Я снял наушники и подошел к окну, но на заднем дворе, ясное дело, было пусто. Пока я размышлял, прошло еще какое-то время, и стало темнеть. Я стоял и все смотрел на лужайку и на кусты.
Это было бредом — кто мог меня слушать? Просто курам на смех, учитывая, что звук шел в наушники.
Я уселся на краешек постели, поставил «гибсон» на колени и стал играть партию шагающего баса, которая то взлетала, то опадала, то снова нарастала, пока не слилась с ритмом моего сердца.
Проспал я мало, а проснулся от того, что кто-то меня звал.
Я скатился с кровати и с трудом выпутался из шнуров и кабелей. Оказывается, я уснул в наушниках. В темноте на полу тихо гудел усилитель, в голове у меня стоял туман, и я весь одеревенел от неловкой позы, в которой уснул. Небо снаружи совсем почернело.
Зато в доме всюду горел свет: значит, вернулся отец. У него был пунктик насчет электричества. Если он видел выключатель, то немедленно нажимал клавишу.

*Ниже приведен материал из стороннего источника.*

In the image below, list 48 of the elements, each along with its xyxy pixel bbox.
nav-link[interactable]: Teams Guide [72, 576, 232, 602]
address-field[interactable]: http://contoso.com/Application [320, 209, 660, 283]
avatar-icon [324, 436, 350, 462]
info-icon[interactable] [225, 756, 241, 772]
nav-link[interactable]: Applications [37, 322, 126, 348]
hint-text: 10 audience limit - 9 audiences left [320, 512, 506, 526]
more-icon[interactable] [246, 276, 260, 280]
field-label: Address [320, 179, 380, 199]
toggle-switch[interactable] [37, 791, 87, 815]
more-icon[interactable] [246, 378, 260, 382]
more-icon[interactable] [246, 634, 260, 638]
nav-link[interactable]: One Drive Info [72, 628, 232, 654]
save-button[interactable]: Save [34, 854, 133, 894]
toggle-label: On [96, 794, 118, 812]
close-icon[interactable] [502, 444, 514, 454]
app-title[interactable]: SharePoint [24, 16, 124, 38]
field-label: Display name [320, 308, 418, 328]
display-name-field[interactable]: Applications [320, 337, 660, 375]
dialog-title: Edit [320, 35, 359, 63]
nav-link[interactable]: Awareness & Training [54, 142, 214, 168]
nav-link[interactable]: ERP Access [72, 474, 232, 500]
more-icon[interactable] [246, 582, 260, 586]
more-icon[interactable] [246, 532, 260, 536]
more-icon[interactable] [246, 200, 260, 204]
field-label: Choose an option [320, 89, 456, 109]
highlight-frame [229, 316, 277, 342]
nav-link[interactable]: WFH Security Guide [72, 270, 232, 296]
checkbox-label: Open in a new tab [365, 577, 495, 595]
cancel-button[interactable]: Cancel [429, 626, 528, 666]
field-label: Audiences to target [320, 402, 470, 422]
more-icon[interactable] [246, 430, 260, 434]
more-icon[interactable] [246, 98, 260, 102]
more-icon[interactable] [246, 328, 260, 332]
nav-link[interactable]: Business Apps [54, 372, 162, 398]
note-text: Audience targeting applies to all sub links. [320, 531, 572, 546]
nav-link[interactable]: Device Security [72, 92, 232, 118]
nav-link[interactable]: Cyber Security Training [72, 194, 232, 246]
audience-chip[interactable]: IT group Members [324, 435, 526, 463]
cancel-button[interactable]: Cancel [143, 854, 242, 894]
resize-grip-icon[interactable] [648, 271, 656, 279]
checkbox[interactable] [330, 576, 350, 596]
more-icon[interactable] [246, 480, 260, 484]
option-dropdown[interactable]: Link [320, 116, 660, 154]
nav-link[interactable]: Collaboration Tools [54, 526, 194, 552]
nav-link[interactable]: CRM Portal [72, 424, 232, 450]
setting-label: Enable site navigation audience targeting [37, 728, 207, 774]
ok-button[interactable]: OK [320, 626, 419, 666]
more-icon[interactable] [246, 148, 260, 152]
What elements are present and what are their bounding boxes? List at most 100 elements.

Когда я вышел на лестничную площадку, то даже зажмурился от света.
— Малькольм, — окликнул меня из кухни отец. — Пожалуйста, подойди сюда.
Я поплелся вниз, моргая и закрывая глаза ладонью.
Отец сидел за столом — судя по его костюму и галстуку, он только что пришел из церкви. С похорон Натали Стюарт. Его круглое лицо, обычно такое приветливое, сейчас выглядело суровым. Мне хотелось спросить, как прошла служба, но я не нашел слов.
Отец перебирал стопку старых проповедей, делая на полях пометки. Его пиджак висел на спинке стула. Когда я вошел, он поднял глаза, но не отложил ручку. Он выглядел усталым и даже слегка взвинченным, словно не мог дождаться, когда же закончится этот день.